A hypergraph $H$ consists of a set $V$ of vertices and a set $E$ of hyperedges that are subsets of $V$. A $t$-tuple of $H$ is a subset of $t$ vertices of $V$. A $t$-tuple $k$-coloring of $H$ is a mapping of its $t$-tuples into $k$ colors. A coloring is called $(t,k,f)$-polychromatic if each hyperedge of $E$ that has at least $f$ vertices contains tuples of all the $k$ colors. Let $f_H(t,k)$ be the minimum $f$ such that $H$ has a $(t,k,f)$-polychromatic coloring.
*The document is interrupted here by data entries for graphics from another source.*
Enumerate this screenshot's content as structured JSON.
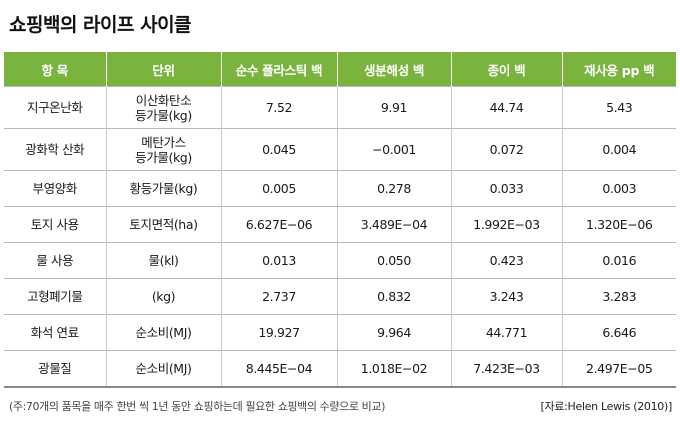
{
  "title": "쇼핑백의 라이프 사이클",
  "table": {
    "headers": [
      "항 목",
      "단위",
      "순수 플라스틱 백",
      "생분해성 백",
      "종이 백",
      "재사용 pp 백"
    ],
    "rows": [
      [
        "지구온난화",
        "이산화탄소\n등가물(kg)",
        "7.52",
        "9.91",
        "44.74",
        "5.43"
      ],
      [
        "광화학 산화",
        "메탄가스\n등가물(kg)",
        "0.045",
        "−0.001",
        "0.072",
        "0.004"
      ],
      [
        "부영양화",
        "황등가물(kg)",
        "0.005",
        "0.278",
        "0.033",
        "0.003"
      ],
      [
        "토지 사용",
        "토지면적(ha)",
        "6.627E−06",
        "3.489E−04",
        "1.992E−03",
        "1.320E−06"
      ],
      [
        "물 사용",
        "물(kl)",
        "0.013",
        "0.050",
        "0.423",
        "0.016"
      ],
      [
        "고형폐기물",
        "(kg)",
        "2.737",
        "0.832",
        "3.243",
        "3.283"
      ],
      [
        "화석 연료",
        "순소비(MJ)",
        "19.927",
        "9.964",
        "44.771",
        "6.646"
      ],
      [
        "광물질",
        "순소비(MJ)",
        "8.445E−04",
        "1.018E−02",
        "7.423E−03",
        "2.497E−05"
      ]
    ]
  },
  "footnote": "(주:70개의 품목을 매주 한번 씩 1년 동안 쇼핑하는데 필요한 쇼핑백의 수량으로 비교)",
  "source": "[자료:Helen Lewis (2010)]",
  "colors": {
    "header_bg": "#7ab43e",
    "header_text": "#ffffff"
  }
}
For a family of hypergraphs $\cal{H}$ let $f_{\cal{H}}(t,k)$ be the maximum $f_H(t,k)$ over all hypergraphs $H$ in $\cal{H}$. We present several bounds on $f_{\cal{H}}(t,k)$ for $t\ge 2$. - Let $\cal{H}$ be the family of hypergraphs $H$ that is obtained by taking any set $P$ of points in $\Re^2$, setting $V:=P$ and $E:=\{d\cap P\colon d\text{ is a disk in }\Re^2\}$. We prove that $f_\cal{H}(2,k)\le 3.7^k$, that is, the pairs of points (2-tuples) can be $k$-colored such that any disk containing at least $3.7^k$ points has pairs of all colors. - For the family $\mathcal{H}$ of shrinkable hypergraphs of VC-dimension at most $d$ we prove that $ f_\cal{H}(d{+}1,k) \leq c^k$ for some constant $c=c(d)$. We also prove that every hypergraph with $n$ vertices and with VC-dimension at most $d$ has a $(d{+}1)$-tuple $T$ of depth at least $\frac{n}{c}$, i.e., any hyperedge that contains $T$ also contains $\frac{n}{c}$ other vertices. - For the relationship between $t$-tuple coloring and vertex coloring in any hypergraph $H$ we establish the inequality $\frac{1}{e}\cdot tk^{\frac{1}{t}}\le f_H(t,k)\le f_H(1,tk^{\frac{1}{t}})$. For the special case of $k=2$, we prove that $t+1\le f_H(t,2)\le\max\{f_H(1,2), t+1\}$; this improves upon the previous best known upper bound. - We generalize some of our results to higher dimensions, other shapes, pseudo-disks, and also study the relationship between tuple coloring and epsilon nets.